Six years after they faced each other at the Luzhniki Stadium in Moscow to decide the title, Manchester United and Chelsea would probably settle happily enough for being handed a rematch in this morning’s quarter-final draw (11am Irish time). Jose Mourinho boasted this week that the Londoners had put themselves back amongst the game’s very best side’s by qualifying for the last eight of this year’s competition but it’s doubtful that either he or David Moyes would fancy actually facing any of them quite yet.
United have appeared in two finals since that penalty shoot-out success over their Premier League rivals while Chelsea won the title just two seasons ago. However, of the eight remaining sides this time around, the two English teams are considered to be amongst the outsiders by the bookies, alonside Atletico Madrid and last year’s beaten finalists Borussia Dortmund who have lost several key players to long term injuries.
Both would probably fancy their chances against Juergen Klopp’s depleted side although clearly neither side, particularly United just now, could take success for granted. In the circumstances, a “derby” game might suit both with Mourinho certain to be confident of another victory over a Moyes-managed Manchester outfit.
Both men, meanwhile, in common with their counterparts at PSG, Barca and Atletico are likely to be keeping their fingers crossed that defending champions Bayern Munich and La Liga leaders Real Madrid land each other.

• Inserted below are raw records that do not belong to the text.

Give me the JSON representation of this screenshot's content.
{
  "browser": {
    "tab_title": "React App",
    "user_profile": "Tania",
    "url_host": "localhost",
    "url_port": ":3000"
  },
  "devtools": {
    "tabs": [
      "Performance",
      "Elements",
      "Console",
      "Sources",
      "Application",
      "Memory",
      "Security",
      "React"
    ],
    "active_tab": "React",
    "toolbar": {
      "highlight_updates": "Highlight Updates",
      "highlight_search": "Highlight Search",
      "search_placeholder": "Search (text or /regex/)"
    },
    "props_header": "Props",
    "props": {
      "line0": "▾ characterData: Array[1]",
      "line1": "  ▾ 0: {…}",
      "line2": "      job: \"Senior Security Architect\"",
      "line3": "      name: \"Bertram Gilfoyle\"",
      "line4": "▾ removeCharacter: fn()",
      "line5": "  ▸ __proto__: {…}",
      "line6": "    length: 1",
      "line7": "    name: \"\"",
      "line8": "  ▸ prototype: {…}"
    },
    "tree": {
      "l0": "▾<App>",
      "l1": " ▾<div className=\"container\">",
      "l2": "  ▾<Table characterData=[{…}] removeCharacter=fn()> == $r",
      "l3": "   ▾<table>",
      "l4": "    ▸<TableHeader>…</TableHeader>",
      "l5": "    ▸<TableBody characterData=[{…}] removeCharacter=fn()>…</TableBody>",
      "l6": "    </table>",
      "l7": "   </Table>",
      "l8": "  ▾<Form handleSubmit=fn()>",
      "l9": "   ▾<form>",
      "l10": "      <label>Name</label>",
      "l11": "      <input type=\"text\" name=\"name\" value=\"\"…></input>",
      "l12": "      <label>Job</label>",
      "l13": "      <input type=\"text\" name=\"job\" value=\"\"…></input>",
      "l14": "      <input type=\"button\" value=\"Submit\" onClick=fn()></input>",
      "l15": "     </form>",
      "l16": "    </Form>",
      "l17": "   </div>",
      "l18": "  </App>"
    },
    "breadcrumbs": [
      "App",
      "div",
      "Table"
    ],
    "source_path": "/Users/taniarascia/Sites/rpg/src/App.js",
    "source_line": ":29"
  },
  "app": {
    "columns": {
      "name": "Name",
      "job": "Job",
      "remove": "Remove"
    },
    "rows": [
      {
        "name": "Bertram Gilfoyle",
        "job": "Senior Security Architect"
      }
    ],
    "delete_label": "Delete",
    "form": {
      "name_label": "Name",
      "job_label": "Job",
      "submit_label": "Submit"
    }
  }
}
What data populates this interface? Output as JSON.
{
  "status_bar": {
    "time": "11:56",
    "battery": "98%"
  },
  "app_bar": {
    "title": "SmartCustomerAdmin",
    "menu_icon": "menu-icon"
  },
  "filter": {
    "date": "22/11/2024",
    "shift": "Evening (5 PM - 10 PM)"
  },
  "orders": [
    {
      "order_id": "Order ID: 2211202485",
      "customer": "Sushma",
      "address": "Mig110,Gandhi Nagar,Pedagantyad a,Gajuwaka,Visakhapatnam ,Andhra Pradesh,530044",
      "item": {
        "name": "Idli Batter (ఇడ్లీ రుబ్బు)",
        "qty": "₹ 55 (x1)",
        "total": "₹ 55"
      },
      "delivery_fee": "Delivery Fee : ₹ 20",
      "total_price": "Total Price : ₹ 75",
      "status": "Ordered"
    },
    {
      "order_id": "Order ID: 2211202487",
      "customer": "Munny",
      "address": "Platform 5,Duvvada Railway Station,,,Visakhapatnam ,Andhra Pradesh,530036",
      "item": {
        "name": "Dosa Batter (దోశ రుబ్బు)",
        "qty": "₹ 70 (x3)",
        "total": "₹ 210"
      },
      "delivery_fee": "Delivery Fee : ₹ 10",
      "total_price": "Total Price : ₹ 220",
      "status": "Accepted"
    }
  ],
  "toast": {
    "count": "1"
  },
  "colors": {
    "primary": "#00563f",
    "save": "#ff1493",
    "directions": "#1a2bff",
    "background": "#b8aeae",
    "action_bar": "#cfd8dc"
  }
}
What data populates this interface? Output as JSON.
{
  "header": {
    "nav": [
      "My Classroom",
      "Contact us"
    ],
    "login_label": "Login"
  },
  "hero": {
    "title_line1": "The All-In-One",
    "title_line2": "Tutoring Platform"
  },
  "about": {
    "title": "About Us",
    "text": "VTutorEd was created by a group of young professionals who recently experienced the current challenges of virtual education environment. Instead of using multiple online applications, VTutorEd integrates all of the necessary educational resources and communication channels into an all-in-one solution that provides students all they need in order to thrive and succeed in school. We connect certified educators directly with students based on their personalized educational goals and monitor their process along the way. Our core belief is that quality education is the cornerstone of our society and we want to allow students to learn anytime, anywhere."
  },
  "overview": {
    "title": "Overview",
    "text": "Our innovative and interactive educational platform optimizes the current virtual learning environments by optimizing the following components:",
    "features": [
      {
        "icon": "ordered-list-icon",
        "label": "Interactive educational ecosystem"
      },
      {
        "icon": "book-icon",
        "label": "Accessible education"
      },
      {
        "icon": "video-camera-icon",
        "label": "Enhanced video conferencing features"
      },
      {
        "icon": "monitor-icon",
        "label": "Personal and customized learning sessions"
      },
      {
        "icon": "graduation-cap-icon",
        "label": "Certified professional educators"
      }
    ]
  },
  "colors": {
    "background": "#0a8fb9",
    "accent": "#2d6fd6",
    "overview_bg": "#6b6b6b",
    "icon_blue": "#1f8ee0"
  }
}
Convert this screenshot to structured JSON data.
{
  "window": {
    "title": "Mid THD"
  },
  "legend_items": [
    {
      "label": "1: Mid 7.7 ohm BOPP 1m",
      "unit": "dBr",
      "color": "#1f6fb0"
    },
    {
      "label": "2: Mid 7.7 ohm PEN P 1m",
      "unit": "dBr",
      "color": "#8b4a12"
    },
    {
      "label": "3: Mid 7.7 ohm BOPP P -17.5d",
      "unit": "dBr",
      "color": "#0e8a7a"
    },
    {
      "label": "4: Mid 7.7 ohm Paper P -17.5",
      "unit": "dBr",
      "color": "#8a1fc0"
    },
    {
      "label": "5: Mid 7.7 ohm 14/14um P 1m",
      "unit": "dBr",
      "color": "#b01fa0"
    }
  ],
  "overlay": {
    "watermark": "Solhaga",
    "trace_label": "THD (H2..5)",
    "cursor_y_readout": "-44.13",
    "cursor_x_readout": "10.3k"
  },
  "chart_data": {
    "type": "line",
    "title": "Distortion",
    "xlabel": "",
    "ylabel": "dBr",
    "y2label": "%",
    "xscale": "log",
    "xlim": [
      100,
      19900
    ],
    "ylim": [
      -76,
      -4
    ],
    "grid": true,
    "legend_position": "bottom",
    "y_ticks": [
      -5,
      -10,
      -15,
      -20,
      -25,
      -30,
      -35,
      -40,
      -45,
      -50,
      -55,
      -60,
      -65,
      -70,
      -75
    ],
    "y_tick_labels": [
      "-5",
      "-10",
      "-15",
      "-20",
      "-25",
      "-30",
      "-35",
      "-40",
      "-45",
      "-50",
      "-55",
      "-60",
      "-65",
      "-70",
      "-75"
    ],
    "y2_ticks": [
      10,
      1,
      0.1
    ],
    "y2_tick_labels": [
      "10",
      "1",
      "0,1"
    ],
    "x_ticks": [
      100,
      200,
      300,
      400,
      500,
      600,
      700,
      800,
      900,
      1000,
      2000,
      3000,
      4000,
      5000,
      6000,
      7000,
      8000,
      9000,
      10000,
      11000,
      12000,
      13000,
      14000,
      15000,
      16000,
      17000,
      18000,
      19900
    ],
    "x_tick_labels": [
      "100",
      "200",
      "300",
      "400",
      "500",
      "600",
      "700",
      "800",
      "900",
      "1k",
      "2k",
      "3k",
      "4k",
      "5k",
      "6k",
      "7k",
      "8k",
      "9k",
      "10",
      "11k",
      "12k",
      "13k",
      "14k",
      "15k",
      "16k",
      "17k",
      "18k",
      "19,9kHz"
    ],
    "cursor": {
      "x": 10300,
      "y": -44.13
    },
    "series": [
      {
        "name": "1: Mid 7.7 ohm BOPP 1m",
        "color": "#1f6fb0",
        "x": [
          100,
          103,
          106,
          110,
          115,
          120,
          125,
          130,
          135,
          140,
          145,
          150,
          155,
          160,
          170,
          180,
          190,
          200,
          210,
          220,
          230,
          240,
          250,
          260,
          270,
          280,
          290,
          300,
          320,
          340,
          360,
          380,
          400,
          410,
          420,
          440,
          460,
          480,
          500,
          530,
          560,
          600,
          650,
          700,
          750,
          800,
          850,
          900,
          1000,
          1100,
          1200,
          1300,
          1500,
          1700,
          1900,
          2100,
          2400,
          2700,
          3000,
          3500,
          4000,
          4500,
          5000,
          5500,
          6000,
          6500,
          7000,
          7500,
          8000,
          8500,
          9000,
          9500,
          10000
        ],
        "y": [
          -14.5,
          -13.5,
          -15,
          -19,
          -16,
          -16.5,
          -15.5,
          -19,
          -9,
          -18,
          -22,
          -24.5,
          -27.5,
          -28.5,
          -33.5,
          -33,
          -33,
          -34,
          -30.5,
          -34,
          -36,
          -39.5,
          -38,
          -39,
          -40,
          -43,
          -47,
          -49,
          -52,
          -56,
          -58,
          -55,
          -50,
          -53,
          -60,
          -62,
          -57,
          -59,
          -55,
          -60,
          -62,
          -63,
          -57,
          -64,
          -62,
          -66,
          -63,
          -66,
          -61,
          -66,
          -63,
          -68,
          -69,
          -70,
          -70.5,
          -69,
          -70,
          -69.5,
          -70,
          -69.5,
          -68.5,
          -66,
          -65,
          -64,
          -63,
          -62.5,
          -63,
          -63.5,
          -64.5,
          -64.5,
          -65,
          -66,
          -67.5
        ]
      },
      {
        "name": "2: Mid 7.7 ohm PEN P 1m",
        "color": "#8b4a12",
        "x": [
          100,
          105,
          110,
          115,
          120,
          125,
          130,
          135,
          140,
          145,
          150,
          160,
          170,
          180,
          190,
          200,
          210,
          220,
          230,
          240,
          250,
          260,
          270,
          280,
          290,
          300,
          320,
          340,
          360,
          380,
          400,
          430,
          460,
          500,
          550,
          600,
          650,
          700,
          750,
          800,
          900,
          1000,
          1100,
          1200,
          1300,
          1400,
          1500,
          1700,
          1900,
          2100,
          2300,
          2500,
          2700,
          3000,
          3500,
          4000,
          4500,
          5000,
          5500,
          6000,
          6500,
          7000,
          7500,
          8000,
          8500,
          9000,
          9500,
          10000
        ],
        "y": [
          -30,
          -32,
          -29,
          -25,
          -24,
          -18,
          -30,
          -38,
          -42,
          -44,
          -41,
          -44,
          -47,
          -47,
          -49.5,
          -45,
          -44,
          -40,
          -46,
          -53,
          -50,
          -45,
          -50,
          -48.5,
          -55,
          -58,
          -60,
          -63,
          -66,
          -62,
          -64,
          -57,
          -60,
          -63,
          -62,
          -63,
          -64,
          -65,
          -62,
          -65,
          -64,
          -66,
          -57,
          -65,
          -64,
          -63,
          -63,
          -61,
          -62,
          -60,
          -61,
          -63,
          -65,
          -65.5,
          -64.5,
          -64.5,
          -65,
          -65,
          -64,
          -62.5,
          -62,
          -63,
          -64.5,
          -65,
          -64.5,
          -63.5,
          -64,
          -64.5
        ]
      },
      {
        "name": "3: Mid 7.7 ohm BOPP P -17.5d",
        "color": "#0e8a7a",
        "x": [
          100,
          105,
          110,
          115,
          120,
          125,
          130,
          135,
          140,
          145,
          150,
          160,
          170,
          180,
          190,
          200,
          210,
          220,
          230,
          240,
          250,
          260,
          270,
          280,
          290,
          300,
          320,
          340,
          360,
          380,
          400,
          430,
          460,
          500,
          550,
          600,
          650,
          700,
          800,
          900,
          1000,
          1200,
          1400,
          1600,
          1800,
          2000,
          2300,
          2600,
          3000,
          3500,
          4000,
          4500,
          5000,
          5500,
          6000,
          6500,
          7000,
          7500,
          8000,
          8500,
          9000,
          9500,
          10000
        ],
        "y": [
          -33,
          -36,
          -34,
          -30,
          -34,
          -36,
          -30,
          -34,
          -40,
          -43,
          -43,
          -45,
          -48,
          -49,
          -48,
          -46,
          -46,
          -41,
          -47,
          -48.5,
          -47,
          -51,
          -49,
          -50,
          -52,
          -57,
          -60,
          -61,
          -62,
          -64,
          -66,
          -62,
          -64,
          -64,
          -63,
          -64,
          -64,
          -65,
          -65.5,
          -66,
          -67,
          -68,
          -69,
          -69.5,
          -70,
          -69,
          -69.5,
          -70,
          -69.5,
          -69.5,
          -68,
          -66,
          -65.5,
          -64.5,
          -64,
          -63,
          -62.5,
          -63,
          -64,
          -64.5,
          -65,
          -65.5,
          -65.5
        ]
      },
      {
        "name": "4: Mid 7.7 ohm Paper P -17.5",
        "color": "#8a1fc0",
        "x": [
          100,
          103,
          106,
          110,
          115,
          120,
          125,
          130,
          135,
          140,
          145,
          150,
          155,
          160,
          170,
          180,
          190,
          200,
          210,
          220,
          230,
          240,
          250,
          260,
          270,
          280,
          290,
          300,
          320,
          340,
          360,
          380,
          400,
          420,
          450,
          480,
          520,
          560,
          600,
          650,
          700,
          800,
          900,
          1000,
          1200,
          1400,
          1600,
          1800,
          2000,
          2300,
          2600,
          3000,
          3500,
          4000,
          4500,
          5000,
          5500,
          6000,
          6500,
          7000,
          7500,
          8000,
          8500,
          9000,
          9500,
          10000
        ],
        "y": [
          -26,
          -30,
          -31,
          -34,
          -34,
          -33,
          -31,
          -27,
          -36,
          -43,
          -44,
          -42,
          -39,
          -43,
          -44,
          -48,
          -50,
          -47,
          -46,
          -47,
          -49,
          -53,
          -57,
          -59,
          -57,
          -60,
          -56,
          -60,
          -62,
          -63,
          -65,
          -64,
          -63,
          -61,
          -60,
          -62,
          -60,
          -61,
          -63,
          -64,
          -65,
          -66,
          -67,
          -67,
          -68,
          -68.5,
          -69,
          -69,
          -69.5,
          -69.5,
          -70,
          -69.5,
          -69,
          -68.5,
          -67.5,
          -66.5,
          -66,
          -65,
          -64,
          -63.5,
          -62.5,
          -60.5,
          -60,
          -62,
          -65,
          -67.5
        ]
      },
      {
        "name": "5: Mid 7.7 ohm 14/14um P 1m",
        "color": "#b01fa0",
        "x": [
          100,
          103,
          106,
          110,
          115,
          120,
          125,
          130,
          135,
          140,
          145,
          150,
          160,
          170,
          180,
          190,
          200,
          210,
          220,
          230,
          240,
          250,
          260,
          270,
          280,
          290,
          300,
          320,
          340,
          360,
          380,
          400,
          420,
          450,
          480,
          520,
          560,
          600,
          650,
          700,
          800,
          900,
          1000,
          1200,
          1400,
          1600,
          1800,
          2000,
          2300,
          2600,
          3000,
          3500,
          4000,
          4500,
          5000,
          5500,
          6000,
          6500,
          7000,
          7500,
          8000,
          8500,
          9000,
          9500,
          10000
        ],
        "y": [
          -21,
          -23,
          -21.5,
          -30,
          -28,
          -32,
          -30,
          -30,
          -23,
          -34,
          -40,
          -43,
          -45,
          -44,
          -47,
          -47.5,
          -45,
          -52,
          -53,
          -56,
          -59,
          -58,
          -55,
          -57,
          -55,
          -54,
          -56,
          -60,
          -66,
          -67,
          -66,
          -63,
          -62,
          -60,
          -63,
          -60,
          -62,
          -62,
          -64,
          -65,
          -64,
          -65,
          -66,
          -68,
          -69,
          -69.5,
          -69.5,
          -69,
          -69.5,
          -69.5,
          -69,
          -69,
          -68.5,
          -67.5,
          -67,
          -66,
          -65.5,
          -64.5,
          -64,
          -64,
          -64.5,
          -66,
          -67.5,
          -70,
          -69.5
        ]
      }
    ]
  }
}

If their luck doesn’t hold up then Chelsea look the better equipped of the two English sides to deal with the challenge that one of the big guns would present especially at the back where Mourinho has broght his tactical know-how and re-instilled his customary work ethic. Up front, though, the Londoners clearly lack a cutting edge with their joint top scorers, Samuel Eto’o and Fernando Torres, on three goals apiece, unlikely to unduly worry opposition managers.
United’s win on Wednesday night will have disappointed almost everybody else left in the competition as, regardless of their current troubles, the club could never be regarded as the sort of soft draw that Olympiakos would have been had they successfully defended the two goal advantage they took to Old Trafford.
David de Gea’s saves, Wayne Rooney’s performance and, most of all, Robin van Persie’s goals were all reminders that the team still has its qualities and Moyes, inevitably, expressed the hope afterwards that the game might mark a turning point in the club’s generally dismal season. But a great deal now would appear to depend on whether the Dutch striker is fit for the next round, to be played on the first and second of April, with the return legs a week later.
Even then, there would have to be a dramatic improvement in other areas of the pitch for a better side than Olympiakos would surely have scored in the second half of Wednesday’s game.
As it is, United’s survival means that this will be the first time in the short history of the competition’s current format that all eight group winners have made it to the quarter-finals.
What’s more remarkable is how little most of them were tested in their second-round ties. Of the eight clubs that progressed, only United lost the first, away, leg with Dortmund losing at home after establishing a two-goal cushion in the opener.